Burnett expects the class warfare battle to escalate during the mayoral campaign, assuming that Johnson chooses to run.

“If one of the rich guys runs [against him], they’ve got to spend a lot of money defending being rich because he’s going to beat them up for being rich,” Burnett said.

Lee minimized the impact of SEIU’s decision to turn on Johnson after the CTU tried and failed to take over classroom assistant jobs held by SEIU Local 73 members. SEIU affiliates together contributed more than $5 million to Johnson’s 2023 mayoral campaign.

"He’ll be the only person in the race with a track record of making working class Chicagoans the center of his politics,” Lee said. “Everybody else whose name is floated has taken money from the same people who oppose working people.”

U.S. Rep. Mike Quigley, an Illinois Democrat, says he will run for mayor in 2027.

Rich Hein/Sun-Times

U.S. Rep. Mike Quigley (D-Ill.) says he’s running for mayor and plans to stay in the race, even if Illinois Secretary of State Alexi Giannoulias uses the $6.2 million in his campaign war chest to throw his hat into the ring.

The field of mayoral challengers may also include retiring state Comptroller Susana Mendoza, Cook County Treasurer Maria Pappas, Ald. Bill Conway (34th) and a few lesser-known candidates, like lobbyist John Kelly Jr. and businessman Joe Holberg. Ald. Anthony Beale (9th) and State Rep. Kam Buckner (D-Chicago) could also be part of the mix.

If Giannoulias pulls the trigger and brings SEIU and trade unions with him, Bowen said he expects the secretary of state to “suck up so much oxygen, it will be hard to breathe.”

Former 40th Ward Ald. Pat O’Connor said Johnson “has a difficult road,” but it would be a mistake to write him off “based on the constituency he caters to in Chicago,” and the system that requires a runoff between the top vote-getters if nobody gets 50%-plus-one.

“It’s difficult to justify the ownership the Chicago Teachers Union has in him. His lack of accountability to all Chicago. His inability to work with the City Council.
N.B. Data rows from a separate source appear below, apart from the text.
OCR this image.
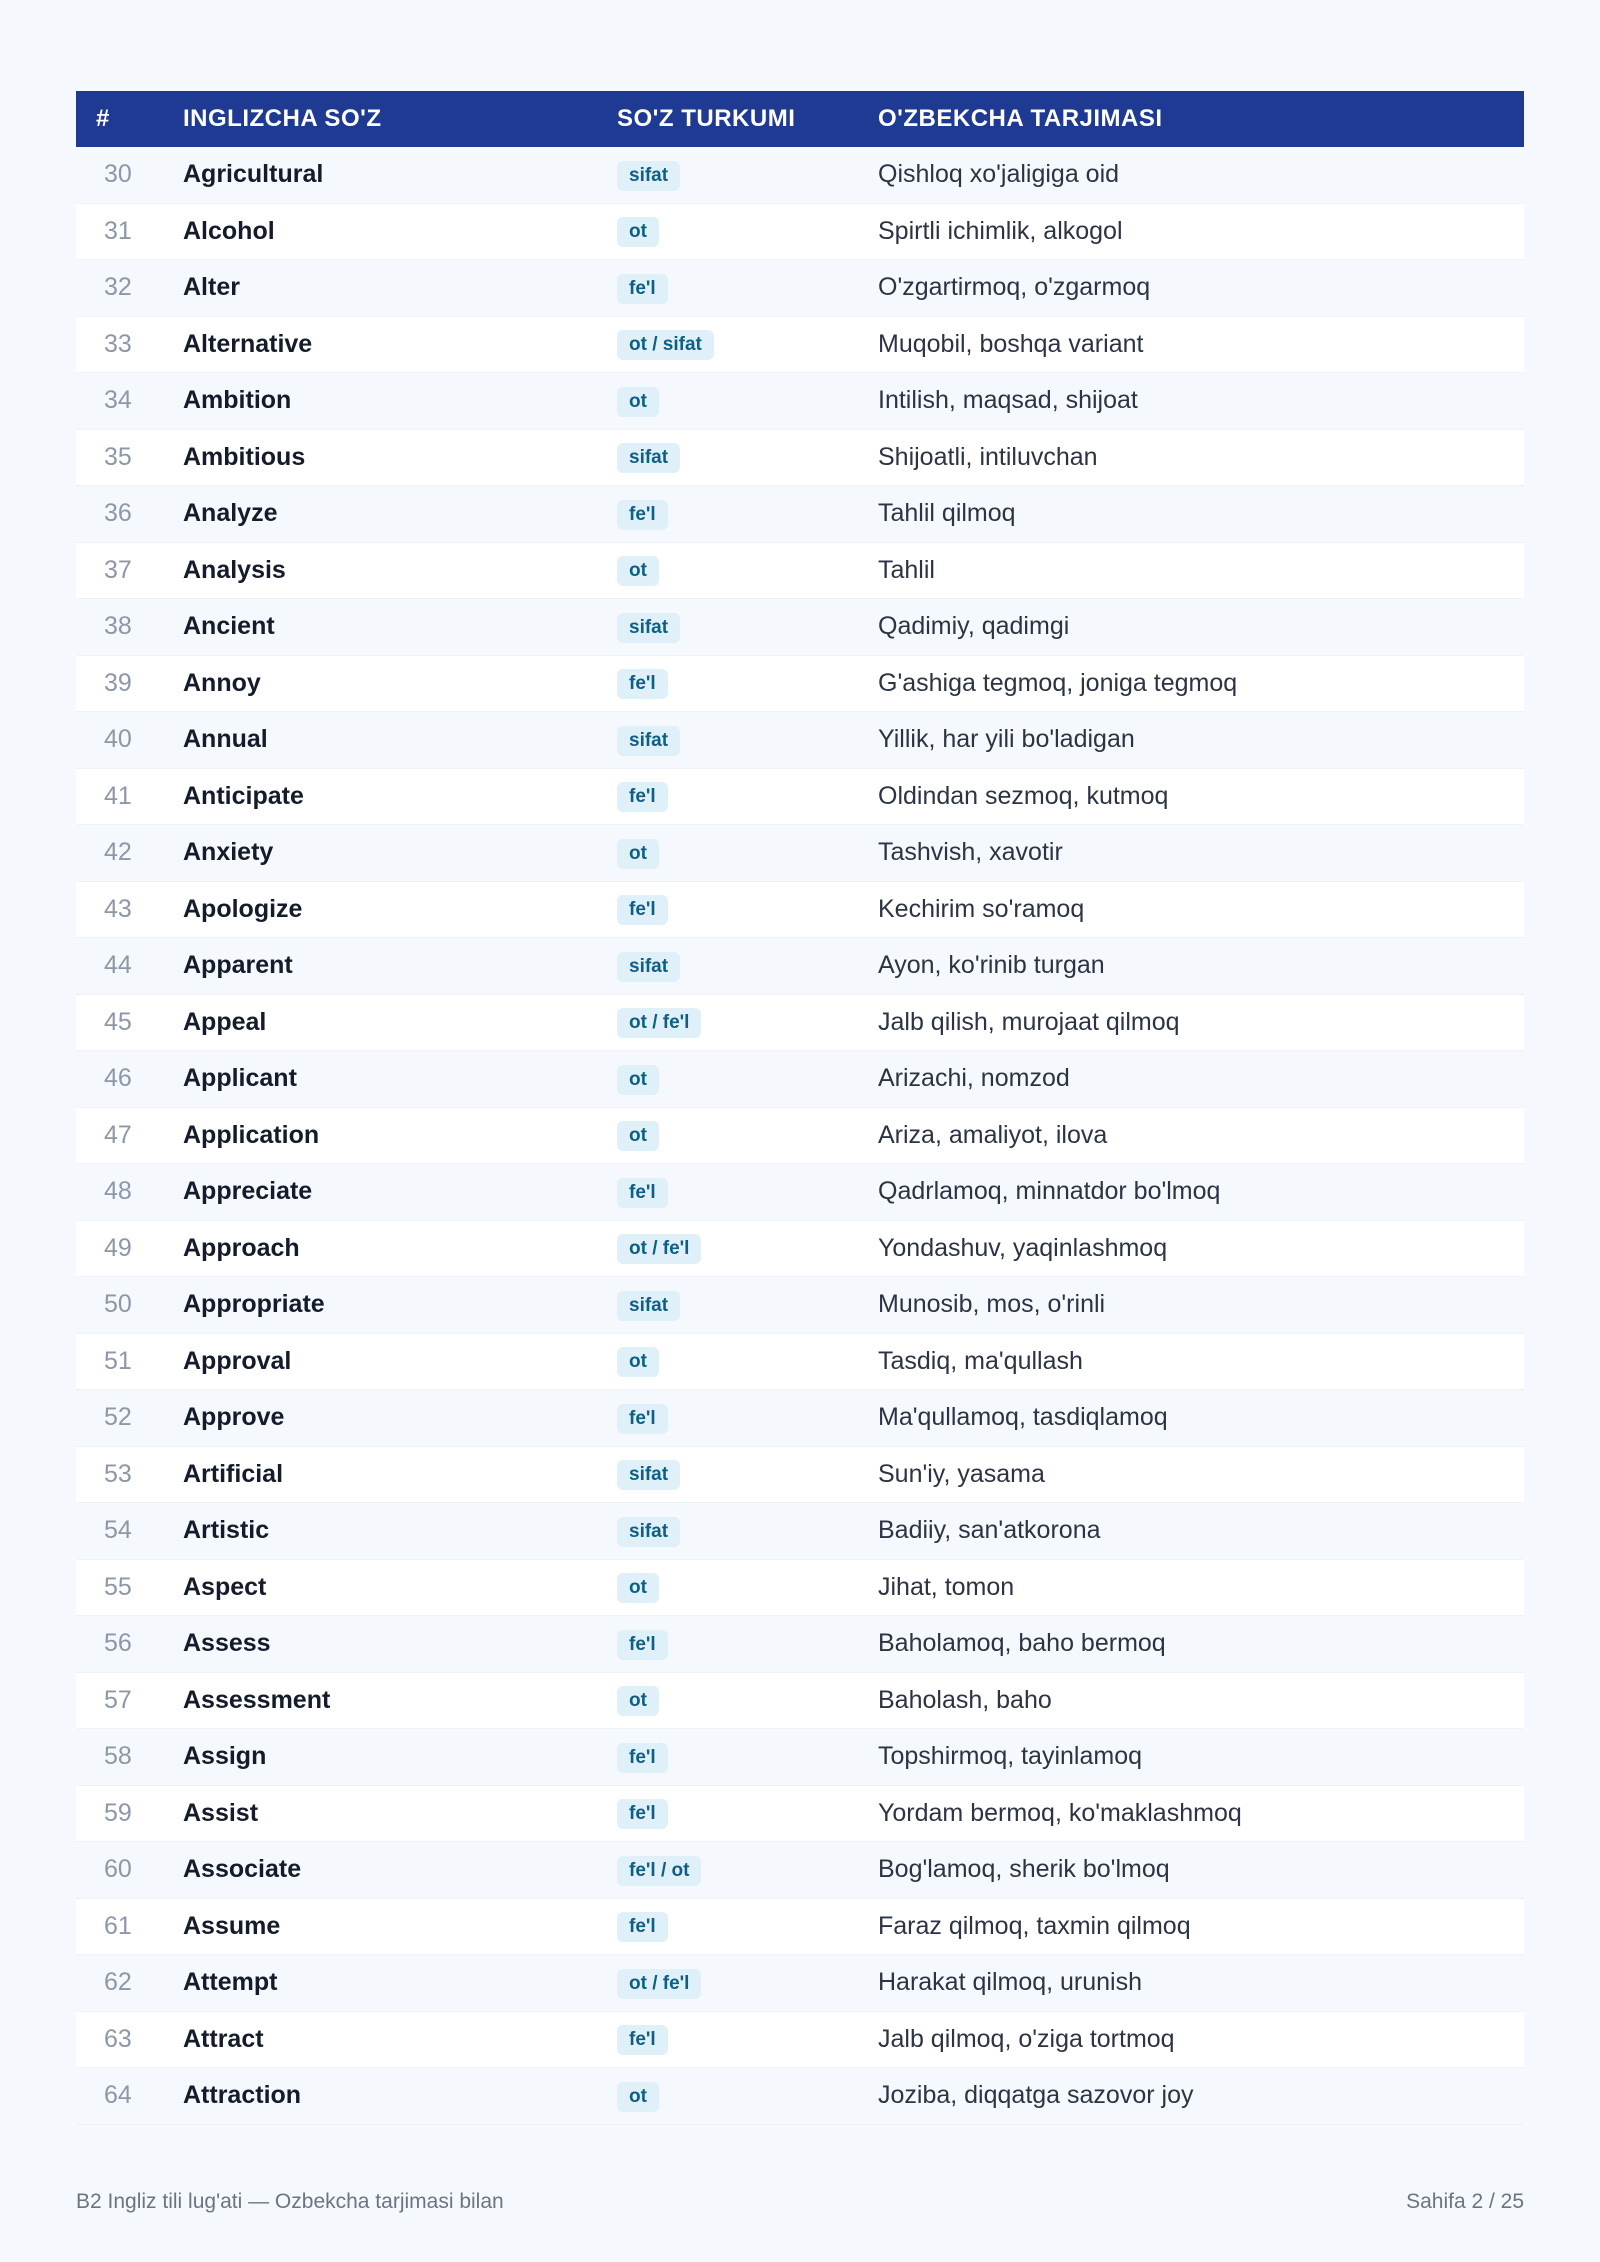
#	INGLIZCHA SO'Z	SO'Z TURKUMI	O'ZBEKCHA TARJIMASI
30	Agricultural	sifat	Qishloq xo'jaligiga oid
31	Alcohol	ot	Spirtli ichimlik, alkogol
32	Alter	fe'l	O'zgartirmoq, o'zgarmoq
33	Alternative	ot / sifat	Muqobil, boshqa variant
34	Ambition	ot	Intilish, maqsad, shijoat
35	Ambitious	sifat	Shijoatli, intiluvchan
36	Analyze	fe'l	Tahlil qilmoq
37	Analysis	ot	Tahlil
38	Ancient	sifat	Qadimiy, qadimgi
39	Annoy	fe'l	G'ashiga tegmoq, joniga tegmoq
40	Annual	sifat	Yillik, har yili bo'ladigan
41	Anticipate	fe'l	Oldindan sezmoq, kutmoq
42	Anxiety	ot	Tashvish, xavotir
43	Apologize	fe'l	Kechirim so'ramoq
44	Apparent	sifat	Ayon, ko'rinib turgan
45	Appeal	ot / fe'l	Jalb qilish, murojaat qilmoq
46	Applicant	ot	Arizachi, nomzod
47	Application	ot	Ariza, amaliyot, ilova
48	Appreciate	fe'l	Qadrlamoq, minnatdor bo'lmoq
49	Approach	ot / fe'l	Yondashuv, yaqinlashmoq
50	Appropriate	sifat	Munosib, mos, o'rinli
51	Approval	ot	Tasdiq, ma'qullash
52	Approve	fe'l	Ma'qullamoq, tasdiqlamoq
53	Artificial	sifat	Sun'iy, yasama
54	Artistic	sifat	Badiiy, san'atkorona
55	Aspect	ot	Jihat, tomon
56	Assess	fe'l	Baholamoq, baho bermoq
57	Assessment	ot	Baholash, baho
58	Assign	fe'l	Topshirmoq, tayinlamoq
59	Assist	fe'l	Yordam bermoq, ko'maklashmoq
60	Associate	fe'l / ot	Bog'lamoq, sherik bo'lmoq
61	Assume	fe'l	Faraz qilmoq, taxmin qilmoq
62	Attempt	ot / fe'l	Harakat qilmoq, urunish
63	Attract	fe'l	Jalb qilmoq, o'ziga tortmoq
64	Attraction	ot	Joziba, diqqatga sazovor joy
B2 Ingliz tili lug'ati — Ozbekcha tarjimasi bilan	Sahifa 2 / 25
He doesn’t seem to have learned any lesson for all that he has gone through,” said O’Connor, who served as former Mayor Rahm Emanuel’s City Council floor leader.

“But having said all of that, I don’t think that knocks him out of the box."

The budget battle should have weakened Johnson, but may not diminish him at all, O'Connor said.

“When you go into a coffee shop, how many people are talking about the city budget vs. ICE? Nobody missed a paycheck. Nobody got laid off. I don’t think people see any harm in it," O'Connor said.

"They see the mayor as incompetent," O'Connor continued. "But the constituency that has [supported him] won’t leave him because of that. If anybody deserves not to win, he’s the guy. But he could be in the runoff.”